Quasi tutti i nove Stati dotati di armi nucleari - Russia, Stati Uniti, Cina, Francia, Regno Unito, Pakistan, India, Israele e Corea del Nord - hanno iniziato ad aumentare i loro arsenali o hanno annunciato piani per farlo, secondo gli autori del rapporto.
"L'era della riduzione nucleare è finita", ha dichiarato Hans Kristensen, direttore del Nuclear Information Project della Federation of American Scientists (Fas) e principale autore dello studio.
Parlando con i giornalisti a Ginevra, Kristensen ha avvertito che questo segna "un enorme cambiamento". Il rapporto, pubblicato dalla Fas e dal Norwegian People's Aid (Npa), stima che il numero di armi nucleari rapidamente disponibili per l'uso ha raggiunto lo scorso anno le 9.745 unità, con un aumento di 141 testate rispetto al 2024.
Si tratta dell'equivalente di 135.000 bombe delle dimensioni di Hiroshima, una sola delle quali ha ucciso 140.000 persone nel 1945, secondo il monitor.
Il 40 per cento di queste testate, 4.012, sono state dispiegate l'anno scorso su missili balistici in silos, su lanciatori mobili, sottomarini o basi per bombardieri, si legge nel rapporto, che segna un aumento di 108 unità rispetto al 2024.
"Il continuo aumento annuale delle testate dispiegate è uno sviluppo preoccupante", ha dichiarato Kristensen, avvertendo che "aumenta i rischi di una rapida escalation, di errori di calcolo e di uso accidentale" e "rende il mondo più pericoloso per tutti noi".

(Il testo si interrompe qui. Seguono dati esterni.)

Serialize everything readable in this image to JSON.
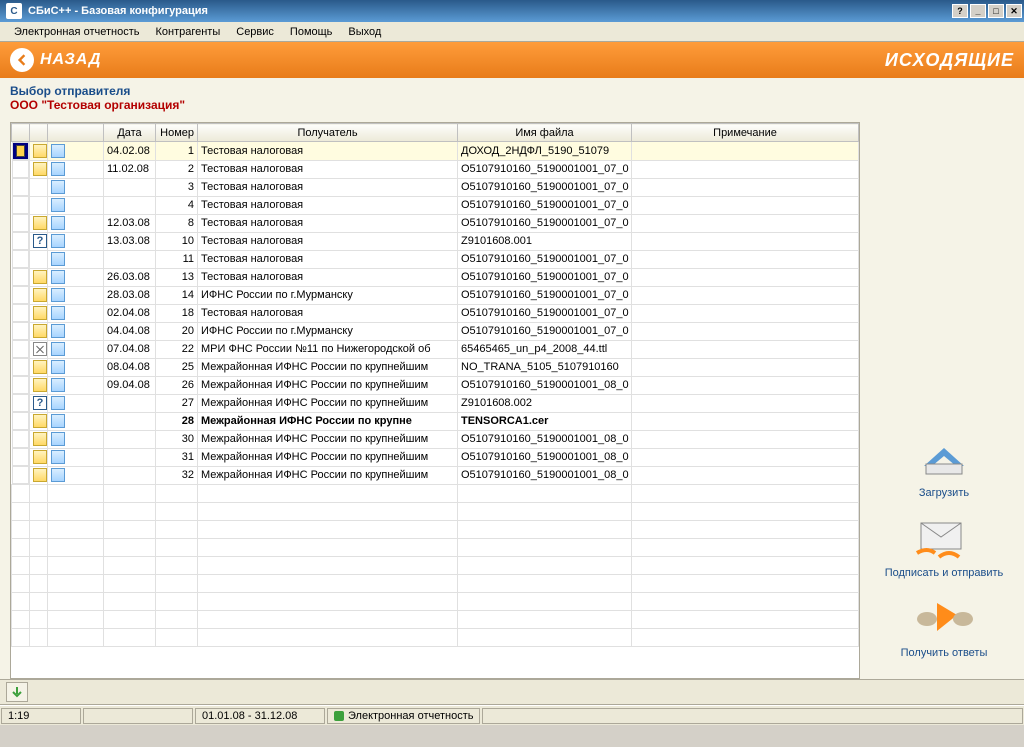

Nuova corsa agli armamenti?
Secondo il rapporto, all'inizio di quest'anno gli Stati dotati di armi nucleari possedevano complessivamente 12.187 testate, rispetto alle oltre 70.000 della metà degli anni Ottanta, con una riduzione di 144 armi dall'inizio del 2025.

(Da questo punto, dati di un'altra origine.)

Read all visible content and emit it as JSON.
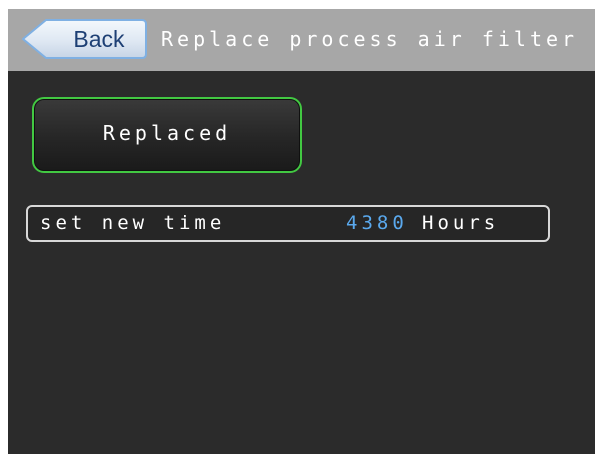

Ma la tendenza a rendere più armi nucleari pronte all'uso è ancora più preoccupante in un contesto di escalation di conflitti in Europa, Asia e Medio Oriente che coinvolgono Stati dotati di armi nucleari, ha detto il gruppo di esperti.
Il rapporto ha inoltre evidenziato "l'erosione del regime di disarmo, non proliferazione e controllo degli armamenti di lunga data", compreso lo scadere, il mese scorso, del New START, l'ultimo trattato tra le principali potenze nucleari, Russia e Stati Uniti.

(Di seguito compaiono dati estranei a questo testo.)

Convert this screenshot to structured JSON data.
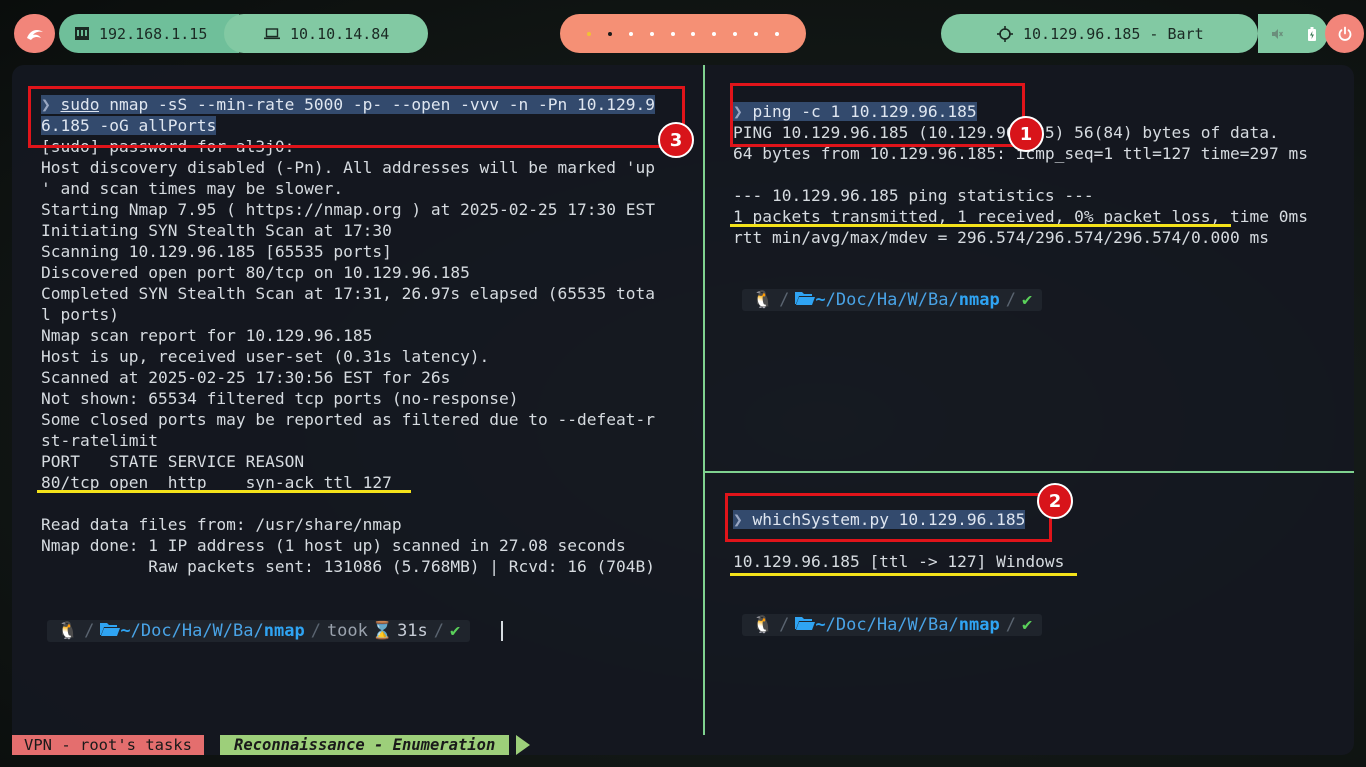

"Quello a cui stiamo assistendo è più di una nuova corsa agli armamenti", ha avvertito il capo dell'Npa Raymond Johansen in un comunicato. "Si tratta di un'inversione di rotta rispetto ai vincoli conquistati con fatica sui pericoli nucleari".
Postura nucleare con il pilota automatico
Secondo l'analisi il mondo si stia muovendo in direzioni opposte sulla questione nucleare, con un numero crescente di Paesi che hanno aderito agli sforzi per un divieto totale di tutte le armi atomiche. Entro la fine del 2025, 99 Paesi avevano aderito, come parti o firmatari, al Trattato sulla proibizione delle armi nucleari (Tpnw), negoziato alle Nazioni Unite nel 2017.
Nessuno dei nove Paesi noti per il possesso di armi nucleari ha aderito al trattato. Al contrario, stanno investendo pesantemente nella modernizzazione e nell'espansione dei loro arsenali.
"Tutti gli Stati dotati di armi nucleari... tranne Israele, stanno già aumentando i loro arsenali o hanno annunciato di recente piani in tal senso", ha dichiarato Kristensen, denunciando anche la messaggistica sempre più aggressiva intorno alle armi.
"La postura nucleare ha il pilota automatico" e 33 cosiddetti Stati "ombrello" "sostengono e rafforzano attivamente queste politiche", si legge nella dichiarazione.
In tutto, 47 Paesi si oppongono attivamente a Tpnw, tre quarti dei quali in Europa.
Ma "non c'è riparo sotto un ombrello nucleare", ha dichiarato Melissa Parke, responsabile della Campagna internazionale per l'abolizione delle armi nucleari, che ha vinto il Premio Nobel per la pace 2017 per il suo lavoro a favore del trattato.
"Devono unirsi alla maggioranza globale che sostiene il disarmo nucleare totale", ha affermato nella dichiarazione.